Daan Crypto Trades|Apr 02, 2025 11:03
One of the primary goals of the current administration seems to be to weaken the dollar & lower yields.
Both of these goals have arguably been pretty succesful so far in the ~2 months since inauguration.
We do know there has been collateral damage in achieving this and the real question in the end will be whether it was worth it and if it was the correct strategy or not.
We do know the US has to refinance ~9T worth of debt this year. So every basis point lower on long term bond yields is a lot of money "saved" in the long run.
A cheaper dollar can help improve US exports due to cheaper goods but also brings the risk of higher inflation.
It's a thin line to balance this all out. I think the main reason for the administration to go hard on tariffs etc now is also partially because in 4 years time, barely anyone will remember what happens now.

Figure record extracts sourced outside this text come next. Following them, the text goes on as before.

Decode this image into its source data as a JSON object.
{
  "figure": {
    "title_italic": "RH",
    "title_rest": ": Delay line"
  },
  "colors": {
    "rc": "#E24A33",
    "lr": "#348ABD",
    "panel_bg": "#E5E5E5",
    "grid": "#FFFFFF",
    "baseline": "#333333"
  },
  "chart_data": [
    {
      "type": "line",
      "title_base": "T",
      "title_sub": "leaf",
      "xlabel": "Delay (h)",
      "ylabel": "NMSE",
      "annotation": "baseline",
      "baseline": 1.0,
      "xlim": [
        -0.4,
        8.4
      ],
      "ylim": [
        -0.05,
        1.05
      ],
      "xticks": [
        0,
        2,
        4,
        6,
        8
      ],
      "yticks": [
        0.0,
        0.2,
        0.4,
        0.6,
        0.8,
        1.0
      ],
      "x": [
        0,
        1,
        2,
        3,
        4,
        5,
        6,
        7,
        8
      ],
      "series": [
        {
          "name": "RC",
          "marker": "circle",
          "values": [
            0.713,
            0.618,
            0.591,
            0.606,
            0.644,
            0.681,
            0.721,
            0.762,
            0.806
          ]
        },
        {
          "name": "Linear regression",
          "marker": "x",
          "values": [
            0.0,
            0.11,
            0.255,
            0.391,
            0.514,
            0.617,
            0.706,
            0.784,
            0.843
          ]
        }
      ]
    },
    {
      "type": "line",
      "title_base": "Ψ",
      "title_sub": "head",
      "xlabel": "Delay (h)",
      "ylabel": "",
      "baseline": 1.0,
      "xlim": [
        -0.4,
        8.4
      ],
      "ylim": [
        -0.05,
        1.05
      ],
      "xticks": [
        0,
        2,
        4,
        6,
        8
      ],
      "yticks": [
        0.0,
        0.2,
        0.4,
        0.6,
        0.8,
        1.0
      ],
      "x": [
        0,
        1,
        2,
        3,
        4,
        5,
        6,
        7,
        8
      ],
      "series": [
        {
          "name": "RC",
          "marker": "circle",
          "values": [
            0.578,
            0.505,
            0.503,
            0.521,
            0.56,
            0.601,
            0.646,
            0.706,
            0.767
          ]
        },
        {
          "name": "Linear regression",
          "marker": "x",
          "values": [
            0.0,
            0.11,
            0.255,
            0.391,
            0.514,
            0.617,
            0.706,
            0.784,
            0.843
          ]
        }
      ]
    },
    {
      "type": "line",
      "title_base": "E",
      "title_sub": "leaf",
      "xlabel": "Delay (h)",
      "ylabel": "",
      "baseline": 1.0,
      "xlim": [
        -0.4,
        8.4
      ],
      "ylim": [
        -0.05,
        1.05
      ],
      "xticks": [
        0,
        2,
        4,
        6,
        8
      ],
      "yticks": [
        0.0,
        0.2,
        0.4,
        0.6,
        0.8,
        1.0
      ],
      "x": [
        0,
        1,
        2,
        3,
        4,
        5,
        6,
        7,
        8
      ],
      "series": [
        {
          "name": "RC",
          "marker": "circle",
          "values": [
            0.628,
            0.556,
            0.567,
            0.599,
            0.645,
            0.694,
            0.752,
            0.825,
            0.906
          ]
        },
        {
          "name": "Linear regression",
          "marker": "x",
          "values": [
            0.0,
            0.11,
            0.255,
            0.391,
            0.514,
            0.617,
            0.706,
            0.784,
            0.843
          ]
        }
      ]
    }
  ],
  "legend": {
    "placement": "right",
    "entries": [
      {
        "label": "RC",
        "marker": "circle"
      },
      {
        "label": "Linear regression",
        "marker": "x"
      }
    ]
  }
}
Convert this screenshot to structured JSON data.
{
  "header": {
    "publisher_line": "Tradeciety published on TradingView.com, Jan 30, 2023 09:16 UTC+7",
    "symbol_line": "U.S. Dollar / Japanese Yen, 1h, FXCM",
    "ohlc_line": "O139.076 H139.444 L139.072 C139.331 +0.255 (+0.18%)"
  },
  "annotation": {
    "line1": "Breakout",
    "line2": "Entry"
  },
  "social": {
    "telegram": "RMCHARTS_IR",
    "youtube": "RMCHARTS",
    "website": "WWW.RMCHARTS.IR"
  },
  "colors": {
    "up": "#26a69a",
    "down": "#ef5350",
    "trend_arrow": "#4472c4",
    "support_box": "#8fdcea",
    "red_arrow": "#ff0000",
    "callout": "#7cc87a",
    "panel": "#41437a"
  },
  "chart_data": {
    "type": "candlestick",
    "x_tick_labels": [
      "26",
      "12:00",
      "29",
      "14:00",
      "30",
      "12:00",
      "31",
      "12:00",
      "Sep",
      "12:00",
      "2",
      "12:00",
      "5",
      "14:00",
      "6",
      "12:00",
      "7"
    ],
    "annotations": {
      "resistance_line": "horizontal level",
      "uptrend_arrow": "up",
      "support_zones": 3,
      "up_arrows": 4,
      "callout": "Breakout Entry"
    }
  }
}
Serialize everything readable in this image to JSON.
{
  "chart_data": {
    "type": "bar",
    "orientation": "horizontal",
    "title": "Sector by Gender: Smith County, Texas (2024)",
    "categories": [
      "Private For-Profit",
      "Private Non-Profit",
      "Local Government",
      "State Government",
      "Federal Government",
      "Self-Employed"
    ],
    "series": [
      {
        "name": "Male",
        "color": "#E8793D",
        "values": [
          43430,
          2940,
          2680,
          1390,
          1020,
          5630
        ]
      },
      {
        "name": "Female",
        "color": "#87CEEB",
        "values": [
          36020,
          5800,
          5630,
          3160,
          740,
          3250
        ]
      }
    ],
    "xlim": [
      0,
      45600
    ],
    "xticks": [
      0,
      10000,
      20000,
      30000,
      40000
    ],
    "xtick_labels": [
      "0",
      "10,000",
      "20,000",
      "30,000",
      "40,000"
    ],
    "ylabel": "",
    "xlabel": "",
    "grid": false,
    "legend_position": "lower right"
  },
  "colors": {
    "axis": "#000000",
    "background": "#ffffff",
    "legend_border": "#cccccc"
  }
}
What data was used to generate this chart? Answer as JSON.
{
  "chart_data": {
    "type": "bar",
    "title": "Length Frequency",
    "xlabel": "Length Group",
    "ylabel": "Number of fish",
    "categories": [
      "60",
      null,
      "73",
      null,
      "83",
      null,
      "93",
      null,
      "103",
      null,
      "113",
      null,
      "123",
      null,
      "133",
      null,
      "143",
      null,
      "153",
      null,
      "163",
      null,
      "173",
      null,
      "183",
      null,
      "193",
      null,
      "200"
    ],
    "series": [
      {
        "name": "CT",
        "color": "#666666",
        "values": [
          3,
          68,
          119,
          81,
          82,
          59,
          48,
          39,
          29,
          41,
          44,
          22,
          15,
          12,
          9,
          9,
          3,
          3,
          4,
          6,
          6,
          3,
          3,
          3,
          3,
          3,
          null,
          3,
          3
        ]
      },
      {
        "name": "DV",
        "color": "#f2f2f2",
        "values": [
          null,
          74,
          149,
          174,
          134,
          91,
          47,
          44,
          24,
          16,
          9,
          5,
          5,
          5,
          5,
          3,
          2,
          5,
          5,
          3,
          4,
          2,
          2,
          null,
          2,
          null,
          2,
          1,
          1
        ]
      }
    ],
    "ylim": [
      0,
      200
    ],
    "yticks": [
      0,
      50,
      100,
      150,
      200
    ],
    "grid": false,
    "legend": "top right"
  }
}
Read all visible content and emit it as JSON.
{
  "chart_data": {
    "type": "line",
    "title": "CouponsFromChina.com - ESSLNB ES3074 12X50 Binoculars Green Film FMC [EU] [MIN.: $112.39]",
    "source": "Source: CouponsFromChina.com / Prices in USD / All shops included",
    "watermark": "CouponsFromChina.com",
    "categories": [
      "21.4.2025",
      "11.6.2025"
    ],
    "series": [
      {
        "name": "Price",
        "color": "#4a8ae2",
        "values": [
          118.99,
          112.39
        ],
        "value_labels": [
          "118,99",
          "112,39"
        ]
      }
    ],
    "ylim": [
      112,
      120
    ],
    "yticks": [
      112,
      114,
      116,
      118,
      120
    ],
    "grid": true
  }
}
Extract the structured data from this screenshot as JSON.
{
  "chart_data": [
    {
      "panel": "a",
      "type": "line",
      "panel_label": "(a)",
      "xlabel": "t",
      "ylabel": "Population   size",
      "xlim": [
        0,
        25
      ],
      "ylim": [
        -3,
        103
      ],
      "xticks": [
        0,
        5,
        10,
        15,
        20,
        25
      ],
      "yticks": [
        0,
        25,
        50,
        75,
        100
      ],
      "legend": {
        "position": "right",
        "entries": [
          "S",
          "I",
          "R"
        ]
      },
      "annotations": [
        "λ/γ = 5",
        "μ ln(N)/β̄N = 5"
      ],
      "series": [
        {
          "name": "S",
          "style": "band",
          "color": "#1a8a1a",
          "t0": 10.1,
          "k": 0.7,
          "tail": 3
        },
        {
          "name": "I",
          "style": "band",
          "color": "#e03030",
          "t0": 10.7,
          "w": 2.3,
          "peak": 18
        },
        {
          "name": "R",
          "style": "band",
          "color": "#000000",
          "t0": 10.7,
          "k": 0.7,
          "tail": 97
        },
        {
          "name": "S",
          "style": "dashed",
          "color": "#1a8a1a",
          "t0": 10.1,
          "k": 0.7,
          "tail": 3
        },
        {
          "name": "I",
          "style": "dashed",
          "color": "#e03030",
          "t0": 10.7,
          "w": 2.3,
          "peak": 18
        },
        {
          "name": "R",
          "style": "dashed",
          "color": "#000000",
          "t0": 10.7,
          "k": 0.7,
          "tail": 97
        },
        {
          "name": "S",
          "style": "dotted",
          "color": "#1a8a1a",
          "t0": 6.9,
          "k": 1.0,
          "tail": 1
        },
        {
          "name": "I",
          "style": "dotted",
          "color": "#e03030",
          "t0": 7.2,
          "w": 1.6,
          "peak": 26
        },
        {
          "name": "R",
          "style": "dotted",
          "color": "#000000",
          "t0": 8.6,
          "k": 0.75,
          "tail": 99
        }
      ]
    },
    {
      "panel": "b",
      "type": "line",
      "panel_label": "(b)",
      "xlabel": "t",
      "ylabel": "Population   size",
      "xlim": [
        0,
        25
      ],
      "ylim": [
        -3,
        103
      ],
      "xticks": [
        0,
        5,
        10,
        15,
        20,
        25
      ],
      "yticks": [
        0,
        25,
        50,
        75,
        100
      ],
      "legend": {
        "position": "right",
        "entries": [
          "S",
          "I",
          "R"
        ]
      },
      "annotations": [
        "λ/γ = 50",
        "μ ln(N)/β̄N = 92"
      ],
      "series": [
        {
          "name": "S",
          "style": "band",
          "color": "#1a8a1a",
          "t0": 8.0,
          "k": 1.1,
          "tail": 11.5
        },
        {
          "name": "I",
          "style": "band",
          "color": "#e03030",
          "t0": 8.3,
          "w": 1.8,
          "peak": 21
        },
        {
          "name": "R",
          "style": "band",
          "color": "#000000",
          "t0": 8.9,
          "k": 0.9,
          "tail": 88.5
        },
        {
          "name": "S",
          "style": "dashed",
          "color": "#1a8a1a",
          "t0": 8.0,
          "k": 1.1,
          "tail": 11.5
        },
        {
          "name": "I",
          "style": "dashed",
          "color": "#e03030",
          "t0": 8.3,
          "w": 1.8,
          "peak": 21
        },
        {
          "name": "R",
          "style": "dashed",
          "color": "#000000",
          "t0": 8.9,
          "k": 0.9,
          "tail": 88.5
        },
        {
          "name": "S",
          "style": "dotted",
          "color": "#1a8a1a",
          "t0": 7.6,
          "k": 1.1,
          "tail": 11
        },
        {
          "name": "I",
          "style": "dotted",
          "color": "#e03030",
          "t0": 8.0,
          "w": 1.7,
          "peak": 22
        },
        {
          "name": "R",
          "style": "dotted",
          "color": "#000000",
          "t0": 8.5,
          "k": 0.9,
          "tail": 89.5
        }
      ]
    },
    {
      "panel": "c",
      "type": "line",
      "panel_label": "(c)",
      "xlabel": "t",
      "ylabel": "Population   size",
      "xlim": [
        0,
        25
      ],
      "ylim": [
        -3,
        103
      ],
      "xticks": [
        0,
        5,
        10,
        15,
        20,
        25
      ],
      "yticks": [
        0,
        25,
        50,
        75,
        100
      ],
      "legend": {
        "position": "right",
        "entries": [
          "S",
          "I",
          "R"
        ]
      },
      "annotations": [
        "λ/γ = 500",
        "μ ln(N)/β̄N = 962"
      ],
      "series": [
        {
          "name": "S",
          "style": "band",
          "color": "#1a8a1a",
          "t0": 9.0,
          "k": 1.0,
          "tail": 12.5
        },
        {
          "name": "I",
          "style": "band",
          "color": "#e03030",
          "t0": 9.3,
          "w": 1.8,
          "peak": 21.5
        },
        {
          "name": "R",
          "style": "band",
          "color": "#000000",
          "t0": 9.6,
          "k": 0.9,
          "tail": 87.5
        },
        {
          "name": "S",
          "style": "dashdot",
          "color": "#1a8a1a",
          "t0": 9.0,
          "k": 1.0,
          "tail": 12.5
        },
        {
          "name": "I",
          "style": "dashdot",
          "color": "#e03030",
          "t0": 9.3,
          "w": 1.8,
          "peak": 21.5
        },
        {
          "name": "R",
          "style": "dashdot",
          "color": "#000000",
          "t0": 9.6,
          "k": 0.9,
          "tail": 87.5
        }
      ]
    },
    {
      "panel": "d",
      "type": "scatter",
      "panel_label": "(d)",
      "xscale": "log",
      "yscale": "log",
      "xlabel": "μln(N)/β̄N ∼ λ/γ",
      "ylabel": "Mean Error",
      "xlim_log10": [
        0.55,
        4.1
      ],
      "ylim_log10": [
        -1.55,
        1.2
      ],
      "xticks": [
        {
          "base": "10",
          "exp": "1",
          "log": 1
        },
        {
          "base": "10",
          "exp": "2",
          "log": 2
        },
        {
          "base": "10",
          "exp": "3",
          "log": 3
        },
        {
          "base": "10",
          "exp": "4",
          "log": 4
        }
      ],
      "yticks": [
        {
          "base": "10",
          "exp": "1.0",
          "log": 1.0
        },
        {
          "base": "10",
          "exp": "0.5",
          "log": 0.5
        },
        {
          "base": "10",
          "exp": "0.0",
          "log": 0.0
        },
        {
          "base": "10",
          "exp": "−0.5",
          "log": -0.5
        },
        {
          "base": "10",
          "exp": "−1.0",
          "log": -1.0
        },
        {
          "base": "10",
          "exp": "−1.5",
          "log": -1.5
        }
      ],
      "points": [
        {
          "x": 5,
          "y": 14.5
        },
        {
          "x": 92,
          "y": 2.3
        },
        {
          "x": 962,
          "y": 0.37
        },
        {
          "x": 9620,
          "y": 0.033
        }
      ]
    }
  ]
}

It's also still possible to blame the bad performance in markets on the previous administration. Lastly, it sets you up for a reversal and more positive momentum into the midterms in 2 years.
I'm no macro expert and just stating some of the obvious things here as a bit of a summary. I think times like these are great to study while it's happening and especially once the outcome is more clear.
Good luck out there today especially as the proposed tariffs are to be announced. My guess is that we'll barely hear the word tariff 3 months from now and the markets will have found a new narrative to obsess about. That's the way things go.